Witnesses' failure to stop a public assault on British celebrity chef Nigella Lawson is not surprising, New Zealanders might not have intervened either, specialists say.
Art collector Charles Saatchi, 70, publicly abused his wife Lawson, 53, at a London restaurant on June 9.
Fellow diners reported a heated argument, during which Saatchi repeatedly grasped Lawson's neck, pushed his hands into her face, and pinched her nose.
Lawson appeared upset and left the restaurant in tears, passers-by said. But while witnesses photographed the incident, no one reported the crime to the police.
Saatchi initially dismissed his actions as "playful" but had now accepted a caution for assault.
Helping out during public emergencies was "more complicated'' than it seemed, lecturer at Auckland University school of psychology Danny Osborne told Fairfax Media.
Studies showed there were five stages to negotiate before people were moved to step in, Osborne said.
The first stage was noticing. Then came interpreting the problem, accepting responsibility for providing help, deciding what to do, and then doing it.
"This was an instance in which people either failed to take responsibility or perhaps they felt responsible but decided not to help," he said.
The larger the audience to a domestic assault, the less likely someone would feel responsible, Osborne said.
In deciding whether to help, people internally evaluated "the pros and cons of interfering".
"Cons might include embarrassing yourself if you find out that the woman didn't require assistance," he said.
National Network of Stopping Violence general manager Parekotuku Moore said New Zealanders were becoming less tolerant of domestic abuse, and she encouraged witnesses to intervene and seek help.

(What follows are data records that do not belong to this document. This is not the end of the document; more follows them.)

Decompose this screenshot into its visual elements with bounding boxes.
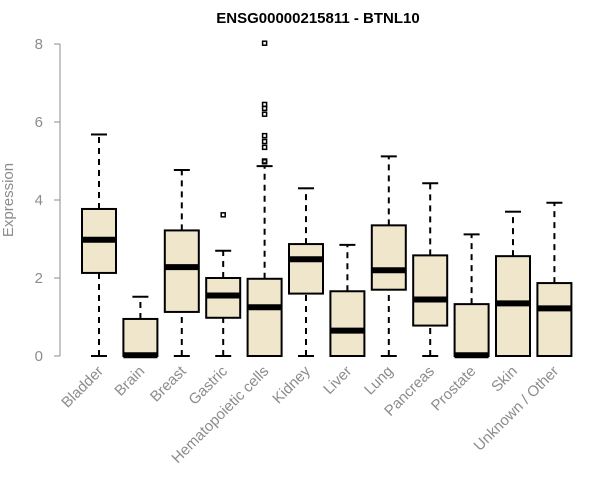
chart-title: ENSG00000215811 - BTNL10 (216, 10, 419, 27)
y-tick-label: 0 (35, 348, 43, 365)
box-kidney (288, 187, 324, 357)
box-bladder (81, 133, 117, 357)
outlier-point (220, 212, 226, 218)
y-axis-label: Expression (0, 163, 17, 237)
x-tick-label: Prostate (428, 363, 480, 415)
box-brain (122, 295, 159, 359)
outlier-point (261, 138, 268, 145)
x-tick-label: Kidney (269, 362, 314, 407)
box-gastric (205, 212, 242, 357)
outlier-point (261, 111, 268, 117)
y-tick-label: 8 (35, 36, 43, 53)
box-hematopoietic-cells (246, 40, 283, 357)
box-breast (163, 168, 200, 357)
x-tick-label: Brain (111, 363, 148, 400)
y-tick-label: 2 (35, 270, 43, 287)
box-unknown-other (536, 201, 573, 358)
x-tick-label: Liver (320, 363, 355, 398)
boxes-group (81, 40, 573, 359)
box-pancreas (412, 182, 449, 357)
iqr-box (536, 282, 573, 358)
y-tick-label: 6 (35, 114, 43, 131)
iqr-box (288, 243, 324, 295)
outlier-point (261, 132, 268, 139)
x-tick-label: Breast (147, 362, 190, 405)
x-tick-label: Lung (361, 363, 397, 399)
iqr-box (163, 229, 200, 313)
iqr-box (412, 254, 449, 327)
outlier-point (261, 159, 268, 165)
outlier-point (261, 105, 268, 112)
x-tick-label: Skin (488, 363, 521, 396)
box-skin (495, 210, 531, 357)
iqr-box (453, 303, 490, 358)
y-axis: 0 2 4 6 8 (35, 36, 61, 365)
y-tick-label: 4 (35, 192, 43, 209)
box-prostate (453, 233, 490, 359)
outlier-point (261, 144, 268, 151)
iqr-box (246, 277, 283, 357)
box-liver (329, 243, 366, 358)
iqr-box (329, 290, 366, 358)
box-lung (370, 155, 407, 357)
iqr-box (370, 224, 407, 291)
iqr-box (122, 317, 159, 358)
outlier-point (261, 40, 268, 46)
x-tick-label: Bladder (58, 363, 107, 412)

"Foremost, [intervening] sends a message to the victim that what is happening is observed and is not acceptable.
"It is important to let those involved know the incident has been watched, and that there is intention to take some action. It might be to get involved, or to call for further assistance," she said.
Statistics showed New Zealand had a high rate of domestic violence, with between 33 and 39 per cent of women experiencing physical or sexual violence from a partner in their lifetime.
The New Zealand Medical Association associated domestic violence with "increased risk of depression, anxiety, substance abuse, and self-injurious behaviour, including suicide".
Of those arrested for family violence, 84 per cent were men. Police estimated just 20 per cent of domestic violence was reported.